The Treatment of Obesity

In some patients, obesity is the result of overconsumption of calories. In some, it is related to the underutilization of calories related due to inactivity. In others, it is caused by a defective appetite or food-hunger regulatory system. In still others, it may be related to psychosocial issues that have existed since childhood.

Regardless of its cause, there is only one form of treatment. However you vary the diet, all treatments of obesity depend upon a decrease in caloric intake to a level less than that needed for the body's metabolism. Increasing exercise is also an important part of management, but this increased activity is not usually sufficient, in itself, to cause significant weight loss.

A number of procedures have been devised to enable patients to reduce caloric intake. The variety of techniques suggests that none is invariably better than any other. Miracle diets are rarely miraculous. Food-based diets can be effective in weight loss, but these must be formulated for the individual patient, incorporating characteristics of the demands of the patient's life, preferences, and experiences.

We develop an individualized program for each patient. Some patients begin with an intensive weight loss period using meal replacements. Others initially work our dietitians to learn about nutrition and food selection. Others primarily concentrate on group therapy to address the underlying causes of overeating. Ultimately, we find that patients are most successful in the long-term when employing a range of options to address their weight.

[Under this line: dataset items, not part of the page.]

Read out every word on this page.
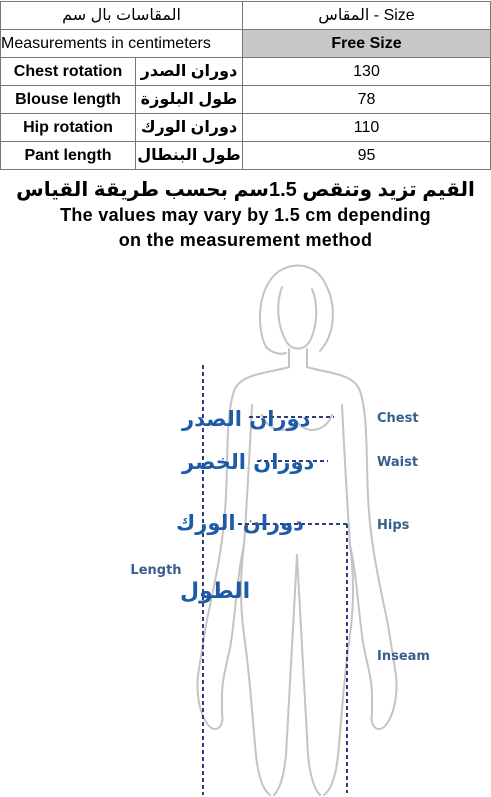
المقاسات بال سم		المقاس - Size
Measurements in centimeters		Free Size
Chest rotation	دوران الصدر	130
Blouse length	طول البلوزة	78
Hip rotation	دوران الورك	110
Pant length	طول البنطال	95
القيم تزيد وتنقص 1.5سم بحسب طريقة القياس
The values may vary by 1.5 cm depending
on the measurement method
دوران الصدر
دوران الخصر
دوران الورك
الطول
Length
Chest
Waist
Hips
Inseam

In theory, the fewer calories you eat, the more rapidly you will lose weight, but this can be carried too far. Near-zero calorie diets are successful in weight loss, but they are dangerous because the body's survival depends on a daily source of protein and nutrients for many of its complicated metabolic functions. In near-zero calorie diets, a significant part of the weight loss involves the destruction of muscle tissue, bone, and other body organs.

However, the body's need for protein and nutrients can be met with as little as 700-800 total calories and 300-500 carefully selected protein calories per day. The use of a very low calorie diet (VLCD) has been shown in numerous scientific studies to be extremely effective in fat loss while preserving muscle tissue.

A major problem is how to maintain compliance on a very low calorie diet. Consuming food in this limited amount is usually not possible or practical. The solution appears to depend upon abstinence, not from nourishment, but from traditional food and from food decisions. The use of a food substitute in a precisely specified way appears to be effective. Abstinence from traditional food can be maintained comfortably and for long enough periods to enable patients to lose substantial weight. This program is then followed by a gradual transition to food with careful, structured support, and management.